Press Release
For Immediate Release: 
May 19, 2022
Contact Info: 
Margaret Mulkerrin 202-225-3130
WASHINGTON, DC – Today, House Majority Leader Steny H. Hoyer (MD) held a press conference with bipartisan House Members and the Governor of Puerto Rico, Pedro R. Pierluisi, to announce details of the Puerto Rico Status Act that will allow the people of Puerto Rico to determine their political future. Below is a transcript of his opening remarks and a link to the livestream of the press conference:
Click here for a link to the video.
“Good morning or good afternoon, I guess. We’re a little late starting but we’re pleased to be here and I am very pleased to be here with all of my colleagues. I want to start by saying I went to Puerto Rico for the first time in 1976, when I was the President of the Maryland Senate. There was a meeting of legislators in Puerto Rico and I fell in love with Puerto Rico. Ten years later, I was in the Congress of the United States and became an advocate of statehood for the people of Puerto Rico.

“But more than that, I am a supporter of the Puerto Rican people determining their own status and their own destiny. And I think that's what everybody here agrees on, totally, [and] that is, the Puerto Rican people that will ultimately make this decision, hopefully with the strong support of the Congress of the United States.

“First, therefore, I want to thank my colleagues and our former colleague and now Governor Pedro Pierluisi, for being here today and we expect the Governor to be here before this press conference ends to discuss the historic progress being made toward enabling the people of Puerto Rico to choose their future status. And when I say very hard work, everybody here has worked hard, diligently, candidly and honestly, to achieve this objective, and I want to thank all of them.

“After months of negotiations, the Puerto Rican Status Act represents an effort by the sponsors of several different bills to come together and arrive at a compromise that would be supported by a majority of Members. I want to commend our Members who have been working on this issue for years. I believe the bill represents what can be achieved when both sides come together, negotiate in good faith, and reach a consensus on an issue that is important to us and to the people of Puerto Rico.

“Puerto Rican people do not want to be a colony and the United States of America does not want to be a colonialist power. This legislation seeks to address that issue. However, it is just the first step in the legislative process. I want to emphasize that – first step. I want to stress that we are sharing the discussion draft today in order to provide transparency and to solicit input from the people of Puerto Rico before conducting a markup or moving legislation to the House floor.

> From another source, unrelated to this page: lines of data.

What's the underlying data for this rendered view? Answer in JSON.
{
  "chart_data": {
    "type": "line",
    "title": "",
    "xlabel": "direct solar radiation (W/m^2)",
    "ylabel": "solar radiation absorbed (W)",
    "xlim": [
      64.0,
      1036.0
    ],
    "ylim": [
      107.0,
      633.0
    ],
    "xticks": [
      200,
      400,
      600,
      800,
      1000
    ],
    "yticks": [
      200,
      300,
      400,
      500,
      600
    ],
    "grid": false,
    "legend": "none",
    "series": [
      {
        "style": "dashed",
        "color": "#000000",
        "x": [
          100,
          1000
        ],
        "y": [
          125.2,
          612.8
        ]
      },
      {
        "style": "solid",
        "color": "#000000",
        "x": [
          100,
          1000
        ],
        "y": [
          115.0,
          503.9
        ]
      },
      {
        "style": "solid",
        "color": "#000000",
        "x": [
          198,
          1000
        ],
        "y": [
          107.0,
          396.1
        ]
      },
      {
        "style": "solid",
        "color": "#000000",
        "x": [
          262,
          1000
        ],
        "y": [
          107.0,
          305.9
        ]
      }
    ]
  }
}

“The chairman of the Committee that has jurisdiction, Mr. Grijalva from Arizona, will be discussing that I know as to his intention as to how that will be done. In its broadest terms, the discussion draft embodies a central principle, and I will repeat again and again: the people of Puerto Rico must decide the future for themselves. Congress has the power and responsibility to initiate and facilitate that process. Most importantly, unlike prior plebiscites, our legislation will implement the will of the clear majority of the Puerto Rican people.

“Key elements of this compromise to give Puerto Rico self-determination include the finding the Puerto Rico's non-territorial status options on the ballot, which are: independence, sovereignty, and free association with the United States of America for statehood, laying out of the transition and implementation process for each option, providing for an objective nonpartisan, federally-funded voter education campaign leading up to the vote. That has been very important to all the Members and I thank them. I have been discussing it both with all of these members, how important it was to make sure that the Puerto Rican people understand the consequences of each of the alternatives.

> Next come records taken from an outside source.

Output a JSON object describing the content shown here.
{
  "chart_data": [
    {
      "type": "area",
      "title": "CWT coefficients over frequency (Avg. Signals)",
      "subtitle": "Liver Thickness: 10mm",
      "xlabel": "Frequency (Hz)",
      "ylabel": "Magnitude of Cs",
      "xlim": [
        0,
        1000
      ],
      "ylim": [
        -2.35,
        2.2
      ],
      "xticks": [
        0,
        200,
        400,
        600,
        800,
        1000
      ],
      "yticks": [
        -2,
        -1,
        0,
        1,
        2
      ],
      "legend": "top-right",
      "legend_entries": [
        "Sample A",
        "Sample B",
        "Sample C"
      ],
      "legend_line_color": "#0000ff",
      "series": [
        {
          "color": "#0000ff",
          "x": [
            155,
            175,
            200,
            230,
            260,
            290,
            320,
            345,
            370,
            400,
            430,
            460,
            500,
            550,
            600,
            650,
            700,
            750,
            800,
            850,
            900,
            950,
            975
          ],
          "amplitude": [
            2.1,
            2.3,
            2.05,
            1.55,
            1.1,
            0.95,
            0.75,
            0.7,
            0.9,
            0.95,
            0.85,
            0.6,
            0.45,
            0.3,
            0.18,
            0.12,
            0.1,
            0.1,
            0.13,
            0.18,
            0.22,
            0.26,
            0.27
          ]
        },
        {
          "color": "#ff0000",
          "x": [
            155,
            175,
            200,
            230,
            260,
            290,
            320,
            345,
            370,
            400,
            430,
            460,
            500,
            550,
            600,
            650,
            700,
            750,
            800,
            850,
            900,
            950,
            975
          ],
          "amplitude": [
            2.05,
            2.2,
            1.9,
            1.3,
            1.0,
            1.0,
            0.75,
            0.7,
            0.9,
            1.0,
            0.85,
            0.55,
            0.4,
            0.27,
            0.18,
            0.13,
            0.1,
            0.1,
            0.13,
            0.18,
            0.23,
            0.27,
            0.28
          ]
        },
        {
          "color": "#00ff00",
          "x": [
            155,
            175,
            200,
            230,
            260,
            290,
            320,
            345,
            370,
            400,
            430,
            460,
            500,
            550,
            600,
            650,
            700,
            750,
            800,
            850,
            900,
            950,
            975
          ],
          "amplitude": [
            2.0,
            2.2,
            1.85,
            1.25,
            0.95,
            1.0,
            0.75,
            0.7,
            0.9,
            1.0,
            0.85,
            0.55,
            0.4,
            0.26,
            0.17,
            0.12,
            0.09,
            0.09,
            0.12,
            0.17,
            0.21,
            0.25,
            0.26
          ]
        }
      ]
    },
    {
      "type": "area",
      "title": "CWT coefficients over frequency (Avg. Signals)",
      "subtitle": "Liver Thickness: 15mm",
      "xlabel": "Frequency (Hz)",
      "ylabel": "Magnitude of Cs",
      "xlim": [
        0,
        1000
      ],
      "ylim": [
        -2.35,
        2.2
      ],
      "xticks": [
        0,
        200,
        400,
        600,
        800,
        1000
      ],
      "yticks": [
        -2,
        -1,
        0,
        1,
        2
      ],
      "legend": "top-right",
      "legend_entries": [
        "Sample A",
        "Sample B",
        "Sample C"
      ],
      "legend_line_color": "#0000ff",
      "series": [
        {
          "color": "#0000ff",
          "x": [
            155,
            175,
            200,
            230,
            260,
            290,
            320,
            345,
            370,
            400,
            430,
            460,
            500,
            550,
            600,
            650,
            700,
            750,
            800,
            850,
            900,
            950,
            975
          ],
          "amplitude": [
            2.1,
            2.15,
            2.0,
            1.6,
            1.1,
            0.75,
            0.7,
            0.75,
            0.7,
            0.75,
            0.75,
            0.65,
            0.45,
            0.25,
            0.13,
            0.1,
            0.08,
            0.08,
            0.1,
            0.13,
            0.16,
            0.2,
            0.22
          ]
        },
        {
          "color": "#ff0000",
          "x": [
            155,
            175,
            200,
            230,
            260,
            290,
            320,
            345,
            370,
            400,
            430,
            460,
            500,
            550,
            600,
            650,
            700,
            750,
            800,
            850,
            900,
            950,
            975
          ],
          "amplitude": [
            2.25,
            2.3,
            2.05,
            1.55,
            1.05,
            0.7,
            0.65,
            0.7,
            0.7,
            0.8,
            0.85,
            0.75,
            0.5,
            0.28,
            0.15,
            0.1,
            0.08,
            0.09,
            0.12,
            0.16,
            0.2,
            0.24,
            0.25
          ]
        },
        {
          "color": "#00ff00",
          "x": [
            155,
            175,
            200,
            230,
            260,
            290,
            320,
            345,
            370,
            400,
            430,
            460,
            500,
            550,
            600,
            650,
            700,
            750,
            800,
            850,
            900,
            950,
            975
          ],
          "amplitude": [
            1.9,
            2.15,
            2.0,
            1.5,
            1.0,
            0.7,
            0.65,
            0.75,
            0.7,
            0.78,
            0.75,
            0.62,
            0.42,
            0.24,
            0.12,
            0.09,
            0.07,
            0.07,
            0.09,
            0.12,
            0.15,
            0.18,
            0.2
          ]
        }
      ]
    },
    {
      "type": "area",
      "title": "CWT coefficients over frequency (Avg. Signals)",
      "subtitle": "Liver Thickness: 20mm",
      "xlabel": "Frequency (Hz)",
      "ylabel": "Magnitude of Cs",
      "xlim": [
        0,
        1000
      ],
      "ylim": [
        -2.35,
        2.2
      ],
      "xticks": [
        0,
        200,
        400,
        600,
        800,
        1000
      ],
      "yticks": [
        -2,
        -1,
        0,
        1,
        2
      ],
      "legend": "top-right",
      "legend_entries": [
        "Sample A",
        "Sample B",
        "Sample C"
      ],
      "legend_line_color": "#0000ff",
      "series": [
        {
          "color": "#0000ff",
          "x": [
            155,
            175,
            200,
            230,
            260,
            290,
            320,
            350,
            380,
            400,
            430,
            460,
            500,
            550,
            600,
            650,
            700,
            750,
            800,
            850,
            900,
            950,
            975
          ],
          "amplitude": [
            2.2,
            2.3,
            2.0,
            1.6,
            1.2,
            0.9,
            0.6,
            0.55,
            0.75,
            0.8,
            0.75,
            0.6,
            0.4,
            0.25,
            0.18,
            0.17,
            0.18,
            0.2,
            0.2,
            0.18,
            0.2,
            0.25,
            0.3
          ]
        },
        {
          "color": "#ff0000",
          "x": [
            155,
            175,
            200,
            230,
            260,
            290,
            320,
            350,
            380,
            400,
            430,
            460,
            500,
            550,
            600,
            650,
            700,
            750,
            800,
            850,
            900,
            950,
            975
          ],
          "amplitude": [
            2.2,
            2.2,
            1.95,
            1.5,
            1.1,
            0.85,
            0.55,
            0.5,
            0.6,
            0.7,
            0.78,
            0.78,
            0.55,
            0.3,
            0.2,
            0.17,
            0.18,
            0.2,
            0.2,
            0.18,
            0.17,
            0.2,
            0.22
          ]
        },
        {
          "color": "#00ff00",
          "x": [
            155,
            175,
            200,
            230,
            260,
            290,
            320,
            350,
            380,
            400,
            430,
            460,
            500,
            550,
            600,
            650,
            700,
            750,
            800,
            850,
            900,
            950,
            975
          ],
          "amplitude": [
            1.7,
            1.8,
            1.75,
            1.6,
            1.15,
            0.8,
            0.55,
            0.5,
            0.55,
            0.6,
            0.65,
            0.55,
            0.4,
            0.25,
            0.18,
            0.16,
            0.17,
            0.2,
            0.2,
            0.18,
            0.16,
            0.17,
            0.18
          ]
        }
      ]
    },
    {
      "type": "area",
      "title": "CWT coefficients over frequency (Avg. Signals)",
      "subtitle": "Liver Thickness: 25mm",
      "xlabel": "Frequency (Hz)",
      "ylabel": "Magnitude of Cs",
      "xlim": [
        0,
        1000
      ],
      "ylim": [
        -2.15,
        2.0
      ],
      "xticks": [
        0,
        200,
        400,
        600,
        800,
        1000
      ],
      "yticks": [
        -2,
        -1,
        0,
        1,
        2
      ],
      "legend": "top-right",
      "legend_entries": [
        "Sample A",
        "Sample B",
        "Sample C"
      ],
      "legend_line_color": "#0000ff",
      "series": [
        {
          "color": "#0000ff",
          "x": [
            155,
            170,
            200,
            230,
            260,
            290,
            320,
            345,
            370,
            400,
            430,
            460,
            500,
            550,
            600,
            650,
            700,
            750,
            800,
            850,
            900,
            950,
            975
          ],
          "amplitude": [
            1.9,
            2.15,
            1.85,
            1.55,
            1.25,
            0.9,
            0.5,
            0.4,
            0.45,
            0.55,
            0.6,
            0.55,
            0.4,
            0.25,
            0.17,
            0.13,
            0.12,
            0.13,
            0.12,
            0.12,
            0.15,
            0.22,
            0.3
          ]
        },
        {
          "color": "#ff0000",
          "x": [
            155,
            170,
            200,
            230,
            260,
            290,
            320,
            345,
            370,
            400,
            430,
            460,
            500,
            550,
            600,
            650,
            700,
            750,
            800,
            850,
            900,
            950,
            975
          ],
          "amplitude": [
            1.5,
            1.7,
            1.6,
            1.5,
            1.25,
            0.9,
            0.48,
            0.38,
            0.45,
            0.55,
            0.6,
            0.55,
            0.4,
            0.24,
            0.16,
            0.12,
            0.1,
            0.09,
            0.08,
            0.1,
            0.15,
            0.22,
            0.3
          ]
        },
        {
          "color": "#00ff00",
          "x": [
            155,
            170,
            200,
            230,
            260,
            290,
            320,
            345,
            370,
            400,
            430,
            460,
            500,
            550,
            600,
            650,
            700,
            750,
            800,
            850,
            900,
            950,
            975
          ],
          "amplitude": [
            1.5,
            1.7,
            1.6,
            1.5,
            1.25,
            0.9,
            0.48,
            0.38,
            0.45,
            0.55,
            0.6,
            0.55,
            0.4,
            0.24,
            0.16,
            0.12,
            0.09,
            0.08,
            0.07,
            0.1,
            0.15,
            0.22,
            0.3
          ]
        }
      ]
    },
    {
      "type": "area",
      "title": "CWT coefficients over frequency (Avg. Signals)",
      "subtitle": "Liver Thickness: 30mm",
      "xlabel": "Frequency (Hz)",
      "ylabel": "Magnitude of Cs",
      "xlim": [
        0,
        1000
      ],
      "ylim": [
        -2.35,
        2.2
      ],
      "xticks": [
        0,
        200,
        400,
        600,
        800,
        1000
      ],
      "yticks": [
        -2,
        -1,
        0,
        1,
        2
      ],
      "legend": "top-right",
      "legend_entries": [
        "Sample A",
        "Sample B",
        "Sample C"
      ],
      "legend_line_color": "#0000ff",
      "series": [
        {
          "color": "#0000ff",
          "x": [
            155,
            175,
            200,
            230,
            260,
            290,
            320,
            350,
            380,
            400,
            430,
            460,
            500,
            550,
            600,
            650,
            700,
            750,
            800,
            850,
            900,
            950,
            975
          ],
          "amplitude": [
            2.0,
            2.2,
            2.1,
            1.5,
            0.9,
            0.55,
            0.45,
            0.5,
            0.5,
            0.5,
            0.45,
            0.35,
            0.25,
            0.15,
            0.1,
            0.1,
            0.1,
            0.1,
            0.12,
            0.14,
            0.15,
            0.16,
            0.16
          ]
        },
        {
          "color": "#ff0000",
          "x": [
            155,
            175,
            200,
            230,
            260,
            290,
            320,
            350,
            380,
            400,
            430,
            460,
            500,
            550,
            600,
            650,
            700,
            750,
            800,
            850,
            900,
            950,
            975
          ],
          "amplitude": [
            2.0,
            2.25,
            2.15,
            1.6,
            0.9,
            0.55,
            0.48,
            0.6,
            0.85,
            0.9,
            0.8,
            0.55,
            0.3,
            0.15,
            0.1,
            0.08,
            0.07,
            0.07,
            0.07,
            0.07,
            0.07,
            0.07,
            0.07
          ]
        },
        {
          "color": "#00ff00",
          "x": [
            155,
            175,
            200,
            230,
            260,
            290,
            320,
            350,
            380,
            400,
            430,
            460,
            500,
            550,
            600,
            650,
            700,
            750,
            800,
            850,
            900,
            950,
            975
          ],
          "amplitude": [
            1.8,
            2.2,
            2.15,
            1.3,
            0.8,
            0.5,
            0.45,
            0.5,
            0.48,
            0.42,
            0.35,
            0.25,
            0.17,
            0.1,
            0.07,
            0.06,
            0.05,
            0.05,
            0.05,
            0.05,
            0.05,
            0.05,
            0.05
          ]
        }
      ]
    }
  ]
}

“We recognize the unique relationship with the United States since 1898. That's why it was important to us to input the provisions supporting Puerto Rico's transition to independence, or sovereignty and free association with the United States should a majority of voters in Puerto Rico choose either of those options. Lastly, the draft legislation tackles some of the hardest questions in order to implement the choice of the voters including citizenship status, benefits accrued by residents of the territory of Puerto Rico for various U.S. federal programs, including Social Security, as well as travel and work in the United States if Puerto Ricans choose an option other than statehood. Let me say this: all compromises in all compromises. Not everyone is getting everything they want. That is the definition of compromise. Everyone had to yield on something and I'm so thankful to our Members for their commitment because they felt so important the reaching of a compromise which would give the citizens of Puerto Rico a choice that then would be implemented; a real choice.

“This is compromise with a clear purpose: to give the people of Puerto Rico that choice that I just spoke of. They deserve to build the future they want. As I've said many times before, I hope they choose statehood, but most important, I believe in self-determination for the people of Puerto Rico and all peoples. These decisions are not up to me, or to the Congress, or other elected officials in Washington.

“Our responsibility is to offer the people of Puerto Rico a choice, the information they need to make it and then our commitment to implement. That's critically important, to implement whatever decision they make. That decision about their future must be made by them. I look forward to comments about the legislation and working with Members to bring this bill to the Floor. I would now like to recognize my friend and the Chairman of the Natural Resources committee that has jurisdiction over this issue and has worked so hard and whose leadership was absolutely critical to get us to this end. The Chairman of the Natural Resources Committee, Mr. Raul Grijalva.”